Patients with advanced melanoma have been able to live longer because of several newly approved targeted treatment options, including BRAF and MEK inhibitors.
However, patients will often have different responses to the same treatment due to genetic variability.
Melanoma varies from patient to patient, but genetic variability is also prevalent among different cells from a single tumour.
In a study published in EBioMedicine, researchers with Moffitt Cancer Center’s Donald A. Adam Melanoma and Skin Cancer Center of Excellence reveal that differences at the single-cell level can predict responses to initial BRAF inhibitor therapy, and that leveraging these differences may improve patient outcomes.
Approximately half of all melanoma patients have mutations in the BRAF gene that promote cancer growth.
Drugs that target BRAF and the downstream signalling protein MEK have significantly improved patient outcomes, but patients with advanced melanoma are rarely cured with these drugs and most will eventually develop drug resistance and relapse.
However, some patients with BRAF-mutated melanoma can be successfully retreated with BRAF or MEK inhibitors.
Moffitt researchers wanted to determine how differences between cells of a single tumour lead to better responses to BRAF/MEK inhibitors in certain patients.
The research team assessed the variability of melanoma cells and their responses to BRAF inhibitor treatment by analysing the RNA expression patterns in single cells from melanoma cell lines and patient samples.
They discovered that melanoma cells can reside within four different states with distinct patterns of gene expression.
Their analysis predicted the following:
- State 1: Cells that divided more frequently and were more sensitive to BRAF inhibitors
- State 2: Cells that were less proliferative with a higher level of MAPK signaling
- State 3: Cells enriched for expression of the genes EGFR, c-JUN and Axl and were more resistant to BRAF inhibitors
- State 4: Cells undergoing cell death
The researchers found that maintaining a population of cells within the drug sensitive State 1 was critical to maintaining drug sensitivity.
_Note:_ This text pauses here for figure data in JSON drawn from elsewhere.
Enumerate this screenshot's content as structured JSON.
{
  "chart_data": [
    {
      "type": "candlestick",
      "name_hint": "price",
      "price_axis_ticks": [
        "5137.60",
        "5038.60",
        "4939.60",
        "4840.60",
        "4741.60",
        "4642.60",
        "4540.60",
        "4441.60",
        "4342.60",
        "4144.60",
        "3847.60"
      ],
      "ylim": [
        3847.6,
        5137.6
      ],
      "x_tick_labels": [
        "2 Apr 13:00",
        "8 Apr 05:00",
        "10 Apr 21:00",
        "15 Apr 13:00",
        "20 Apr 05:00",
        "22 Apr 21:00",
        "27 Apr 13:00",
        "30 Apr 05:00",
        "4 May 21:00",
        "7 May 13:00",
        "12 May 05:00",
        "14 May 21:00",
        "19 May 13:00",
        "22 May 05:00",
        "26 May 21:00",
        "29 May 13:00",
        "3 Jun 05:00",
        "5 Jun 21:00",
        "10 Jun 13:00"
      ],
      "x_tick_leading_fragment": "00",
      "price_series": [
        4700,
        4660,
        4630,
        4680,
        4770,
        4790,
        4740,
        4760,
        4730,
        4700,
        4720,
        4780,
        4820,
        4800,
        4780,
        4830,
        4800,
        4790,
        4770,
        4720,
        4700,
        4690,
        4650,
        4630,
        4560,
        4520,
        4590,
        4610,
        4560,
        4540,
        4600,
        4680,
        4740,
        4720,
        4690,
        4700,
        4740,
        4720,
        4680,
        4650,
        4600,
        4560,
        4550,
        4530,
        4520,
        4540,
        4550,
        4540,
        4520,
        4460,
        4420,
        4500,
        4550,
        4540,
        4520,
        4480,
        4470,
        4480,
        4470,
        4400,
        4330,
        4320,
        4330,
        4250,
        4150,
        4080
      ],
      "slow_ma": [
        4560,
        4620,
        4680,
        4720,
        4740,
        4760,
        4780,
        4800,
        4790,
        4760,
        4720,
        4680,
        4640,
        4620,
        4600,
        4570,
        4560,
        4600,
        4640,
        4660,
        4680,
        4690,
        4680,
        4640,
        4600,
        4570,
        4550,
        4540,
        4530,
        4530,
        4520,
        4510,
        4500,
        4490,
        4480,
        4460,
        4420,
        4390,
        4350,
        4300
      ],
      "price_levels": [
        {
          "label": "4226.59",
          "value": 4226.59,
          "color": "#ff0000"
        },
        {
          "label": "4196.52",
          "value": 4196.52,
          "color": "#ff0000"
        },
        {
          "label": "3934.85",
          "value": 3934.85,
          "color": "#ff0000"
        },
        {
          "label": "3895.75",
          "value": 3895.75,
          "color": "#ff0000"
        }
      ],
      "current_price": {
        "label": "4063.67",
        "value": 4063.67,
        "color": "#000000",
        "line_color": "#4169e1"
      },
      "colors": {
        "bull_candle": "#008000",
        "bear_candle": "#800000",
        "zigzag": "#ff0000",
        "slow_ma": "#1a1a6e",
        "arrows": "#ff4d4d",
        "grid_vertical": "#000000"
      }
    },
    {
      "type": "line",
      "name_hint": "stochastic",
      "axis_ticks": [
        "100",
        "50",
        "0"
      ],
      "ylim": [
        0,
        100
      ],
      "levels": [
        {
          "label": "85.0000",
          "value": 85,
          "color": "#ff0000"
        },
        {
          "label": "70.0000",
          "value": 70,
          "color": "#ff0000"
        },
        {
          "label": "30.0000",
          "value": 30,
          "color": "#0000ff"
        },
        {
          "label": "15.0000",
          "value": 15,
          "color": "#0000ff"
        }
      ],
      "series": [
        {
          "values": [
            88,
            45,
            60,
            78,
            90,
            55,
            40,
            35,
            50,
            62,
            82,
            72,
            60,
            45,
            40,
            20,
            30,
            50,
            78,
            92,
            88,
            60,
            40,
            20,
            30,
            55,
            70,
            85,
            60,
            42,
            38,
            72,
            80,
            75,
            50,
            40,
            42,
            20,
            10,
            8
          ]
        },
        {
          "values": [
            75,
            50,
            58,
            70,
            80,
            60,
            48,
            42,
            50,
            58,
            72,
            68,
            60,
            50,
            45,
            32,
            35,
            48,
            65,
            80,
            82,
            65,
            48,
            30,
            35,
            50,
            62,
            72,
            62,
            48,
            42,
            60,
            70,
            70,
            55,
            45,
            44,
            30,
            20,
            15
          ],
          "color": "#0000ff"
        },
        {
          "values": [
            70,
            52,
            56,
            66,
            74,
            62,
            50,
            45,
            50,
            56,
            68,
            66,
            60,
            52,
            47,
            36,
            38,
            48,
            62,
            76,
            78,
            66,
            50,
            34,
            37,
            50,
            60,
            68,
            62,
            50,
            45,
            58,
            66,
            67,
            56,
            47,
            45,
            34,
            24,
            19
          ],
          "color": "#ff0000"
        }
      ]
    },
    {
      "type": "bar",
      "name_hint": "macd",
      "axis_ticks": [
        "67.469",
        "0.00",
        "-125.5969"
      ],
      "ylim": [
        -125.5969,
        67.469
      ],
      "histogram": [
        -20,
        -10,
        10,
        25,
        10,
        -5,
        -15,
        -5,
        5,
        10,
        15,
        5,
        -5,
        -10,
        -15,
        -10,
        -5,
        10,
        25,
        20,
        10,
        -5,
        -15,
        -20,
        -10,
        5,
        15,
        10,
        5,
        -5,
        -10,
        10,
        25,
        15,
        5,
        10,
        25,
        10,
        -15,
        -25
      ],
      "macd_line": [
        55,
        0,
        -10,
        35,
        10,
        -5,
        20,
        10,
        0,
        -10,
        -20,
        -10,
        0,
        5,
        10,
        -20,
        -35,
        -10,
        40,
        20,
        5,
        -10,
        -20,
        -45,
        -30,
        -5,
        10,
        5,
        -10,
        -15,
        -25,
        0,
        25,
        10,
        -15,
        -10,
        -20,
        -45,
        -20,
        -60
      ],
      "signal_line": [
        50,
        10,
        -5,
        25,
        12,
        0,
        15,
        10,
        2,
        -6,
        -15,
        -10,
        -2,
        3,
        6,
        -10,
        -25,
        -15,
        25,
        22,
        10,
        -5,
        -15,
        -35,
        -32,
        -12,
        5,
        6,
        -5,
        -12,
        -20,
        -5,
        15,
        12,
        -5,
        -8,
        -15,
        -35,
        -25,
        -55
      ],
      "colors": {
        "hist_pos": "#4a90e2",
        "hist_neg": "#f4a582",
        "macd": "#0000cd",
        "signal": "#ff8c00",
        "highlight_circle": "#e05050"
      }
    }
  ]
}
Cell lines that lacked a population of cells within State 1 were more resistant to BRAF inhibitor treatment and could not be successfully re-challenged with a BRAF inhibitor.
These observations, along with evolutionary principles, were used to create a mathematical model to show that it is possible to maintain drug-sensitive cell populations in State 1 by using an adaptive dosing schedule.
Normally, melanoma patients are treated with a continuous dosing schedule with the intent of killing many cancer cells as quickly as possible.
This continuous dosing approach often leads to the development of drug resistant tumour cell populations.
During an adaptive dosing schedule, the decision to hold or initiate drug treatment is based on predicted tumour growth and individual factors.
“Our goal was to achieve initial tumour shrinkage and then to maintain sensitive cells within the tumour, preventing the uncontrolled expansion of the more resistant cellular states,” explained Inna Smalley, Ph.D., a member of Moffitt’s Department of tumour Biology.
The researchers validated their mathematical model in mouse experiments by showing that adaptive dosing schedules resulted in stronger anti-tumour responses compared to standard continuous dosing schedules.
They hope that their studies in cell lines and mouse models will lead to improved treatment approaches for patients.
“Our findings further provide the proof-of-concept that resistance can be delayed through adaptive scheduling of existing FDA-approved drugs, with the advantages of reduced drug exposure and toxicity to the patient,” said Smalley.